Scott v. Chuhak & Tecson, PC, US 7th Cir. (8/5/13)
Legal Ethics, Professional Malpractice & Ethics, Trusts & Estates
The Kivers retained C&T, an Illinois law firm, to prepare trusts to benefit their daughters, Diane and Maureen, among others. Maureen and Diane each served as trustee of various trusts. Maureen died in 2007. Her husband, Minor, represents Maureen’s estate, which filed suit against C&T, alleging that C&T failed to disclose the existence and terms of certain trusts to Maureen, to her detriment, and failed to make distributions to her. The estate filed a separate state court suit against Diane, alleging that Diane breached her duties as trustee by failing to disclose the existence of certain trusts to Maureen or make distributions to her. Diane was a client of C&T during the relevant period. The district court entered an agreed protective order governing discovery disclosure to deal with privilege issues and denied the estate’s motion to compel production. The estate violated the protective order. The district court imposed sanctions and dismissed several of the estate’s claims. The Seventh Circuit affirmed, stating that “The complexity of the multiple trusts … the untimely death of Maureen, the pursuit of concurrent state and federal suits … the length of this litigation, and the disorderly nature of the estate’s presentation… evoke a middle installment of Bleak House.”
Read More: Court Sanctions Estate for Discovery Leaks
In re Estate of Hannifin, Utah Supreme Court (8/2/13)

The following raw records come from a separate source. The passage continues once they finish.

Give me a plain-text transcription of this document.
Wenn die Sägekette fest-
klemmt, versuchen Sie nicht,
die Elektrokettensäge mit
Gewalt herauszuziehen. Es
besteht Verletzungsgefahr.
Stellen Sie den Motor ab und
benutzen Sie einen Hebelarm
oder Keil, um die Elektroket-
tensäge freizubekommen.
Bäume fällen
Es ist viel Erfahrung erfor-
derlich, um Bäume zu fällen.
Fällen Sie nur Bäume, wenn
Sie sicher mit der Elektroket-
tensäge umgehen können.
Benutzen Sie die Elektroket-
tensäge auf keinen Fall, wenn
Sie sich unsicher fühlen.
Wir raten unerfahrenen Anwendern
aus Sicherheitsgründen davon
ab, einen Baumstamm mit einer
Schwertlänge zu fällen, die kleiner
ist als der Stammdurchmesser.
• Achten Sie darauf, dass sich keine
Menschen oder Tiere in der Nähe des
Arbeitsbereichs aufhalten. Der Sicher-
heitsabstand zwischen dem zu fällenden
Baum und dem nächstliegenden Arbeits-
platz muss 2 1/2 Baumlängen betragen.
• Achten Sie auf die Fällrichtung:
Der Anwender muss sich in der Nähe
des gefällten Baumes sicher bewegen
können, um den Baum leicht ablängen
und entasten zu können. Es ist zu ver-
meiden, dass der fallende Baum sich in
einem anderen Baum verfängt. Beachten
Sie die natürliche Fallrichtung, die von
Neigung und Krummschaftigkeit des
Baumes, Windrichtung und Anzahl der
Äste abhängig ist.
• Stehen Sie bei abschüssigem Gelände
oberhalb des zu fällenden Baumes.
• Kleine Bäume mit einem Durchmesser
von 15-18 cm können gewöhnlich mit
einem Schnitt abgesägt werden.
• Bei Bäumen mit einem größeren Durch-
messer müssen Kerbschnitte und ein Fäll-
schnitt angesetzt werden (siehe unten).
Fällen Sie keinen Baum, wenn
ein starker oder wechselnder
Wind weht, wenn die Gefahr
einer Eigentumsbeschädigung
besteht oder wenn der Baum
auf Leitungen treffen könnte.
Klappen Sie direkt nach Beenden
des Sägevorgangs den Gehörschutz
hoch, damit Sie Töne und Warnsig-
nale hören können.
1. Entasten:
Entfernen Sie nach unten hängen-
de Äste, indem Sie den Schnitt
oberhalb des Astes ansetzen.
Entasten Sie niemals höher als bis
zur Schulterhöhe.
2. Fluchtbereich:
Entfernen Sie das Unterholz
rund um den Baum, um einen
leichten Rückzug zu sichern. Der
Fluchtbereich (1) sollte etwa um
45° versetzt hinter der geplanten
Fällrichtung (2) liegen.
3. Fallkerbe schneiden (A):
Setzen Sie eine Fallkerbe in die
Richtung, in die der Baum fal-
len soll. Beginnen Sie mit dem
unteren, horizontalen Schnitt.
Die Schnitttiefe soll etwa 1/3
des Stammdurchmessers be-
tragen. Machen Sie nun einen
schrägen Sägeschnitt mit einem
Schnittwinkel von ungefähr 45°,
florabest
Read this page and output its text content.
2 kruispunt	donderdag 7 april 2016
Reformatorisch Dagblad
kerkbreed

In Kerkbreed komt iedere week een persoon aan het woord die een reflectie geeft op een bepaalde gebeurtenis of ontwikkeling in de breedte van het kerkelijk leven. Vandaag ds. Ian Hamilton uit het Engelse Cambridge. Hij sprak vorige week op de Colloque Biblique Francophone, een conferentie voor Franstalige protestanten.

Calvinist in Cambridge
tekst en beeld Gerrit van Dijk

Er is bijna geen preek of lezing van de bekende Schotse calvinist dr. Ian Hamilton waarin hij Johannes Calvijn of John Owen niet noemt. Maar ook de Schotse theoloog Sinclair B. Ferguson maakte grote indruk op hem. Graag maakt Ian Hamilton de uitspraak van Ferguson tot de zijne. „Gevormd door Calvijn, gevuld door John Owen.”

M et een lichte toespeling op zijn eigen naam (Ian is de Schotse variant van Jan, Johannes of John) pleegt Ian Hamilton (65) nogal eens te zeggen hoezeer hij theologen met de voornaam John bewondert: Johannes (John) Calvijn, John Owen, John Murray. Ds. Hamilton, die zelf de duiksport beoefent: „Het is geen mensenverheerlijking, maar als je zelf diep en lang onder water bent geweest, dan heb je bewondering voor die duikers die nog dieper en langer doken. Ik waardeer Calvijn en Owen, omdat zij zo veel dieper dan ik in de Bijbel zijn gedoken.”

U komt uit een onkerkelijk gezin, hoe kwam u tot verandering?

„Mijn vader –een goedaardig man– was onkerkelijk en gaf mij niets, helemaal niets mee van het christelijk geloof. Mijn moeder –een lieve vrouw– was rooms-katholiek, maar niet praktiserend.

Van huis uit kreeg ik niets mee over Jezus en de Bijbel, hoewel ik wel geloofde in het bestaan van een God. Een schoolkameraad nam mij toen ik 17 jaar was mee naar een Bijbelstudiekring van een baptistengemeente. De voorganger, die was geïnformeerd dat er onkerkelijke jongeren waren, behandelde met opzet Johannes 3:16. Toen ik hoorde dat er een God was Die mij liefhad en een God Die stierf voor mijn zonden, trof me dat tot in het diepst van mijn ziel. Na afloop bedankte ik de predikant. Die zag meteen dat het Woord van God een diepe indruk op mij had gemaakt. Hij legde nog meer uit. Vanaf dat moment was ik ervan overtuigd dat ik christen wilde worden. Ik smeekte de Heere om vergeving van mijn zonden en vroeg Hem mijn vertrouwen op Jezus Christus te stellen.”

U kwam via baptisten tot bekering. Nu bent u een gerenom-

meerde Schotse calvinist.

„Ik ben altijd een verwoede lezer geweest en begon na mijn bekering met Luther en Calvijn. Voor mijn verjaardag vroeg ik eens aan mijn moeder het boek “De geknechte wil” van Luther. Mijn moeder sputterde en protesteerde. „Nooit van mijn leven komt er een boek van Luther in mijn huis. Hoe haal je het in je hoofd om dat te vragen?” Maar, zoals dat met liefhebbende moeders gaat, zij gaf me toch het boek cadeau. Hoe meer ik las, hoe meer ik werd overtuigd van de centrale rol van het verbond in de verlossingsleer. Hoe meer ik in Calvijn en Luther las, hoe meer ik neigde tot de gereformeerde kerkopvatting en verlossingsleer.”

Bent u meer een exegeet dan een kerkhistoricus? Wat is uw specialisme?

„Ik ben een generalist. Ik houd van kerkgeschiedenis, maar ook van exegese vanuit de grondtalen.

Family Law, Trusts & Estates
William Hannifin took Willis Nakai when he was fourteen years old and raised him as his own child. Nakai’s biological parents did not assert parental control over him or support him financially. Hannifin and Nakai referred to each other as father and son and held themselves out to the community as such. When Hannifin died, he was intestate and had no spouse or biological descendants. Nakai petitioned to be appointed as personal representative of Hannifin’s estate, and the district court granted the petition. Max Hill, acting on behalf of himself and other collateral relatives of Hannifin, contested Nakai’s claim to the estate. The trial court held that under the doctrine of equitable adoption, Nakai was entitled to inherit from Hannifin’s estate as though he were Hannifin’s legally adopted son. The Supreme Court reversed, holding (1) the common law doctrine of equitable adoption is preempted by Utah’s enactment of the Probate Code; and (2) because Nakai did not qualify under the Probate Code’s intestate succession provisions, the district court erred in concluding that he was entitled to inherit from Hannifin. Remanded.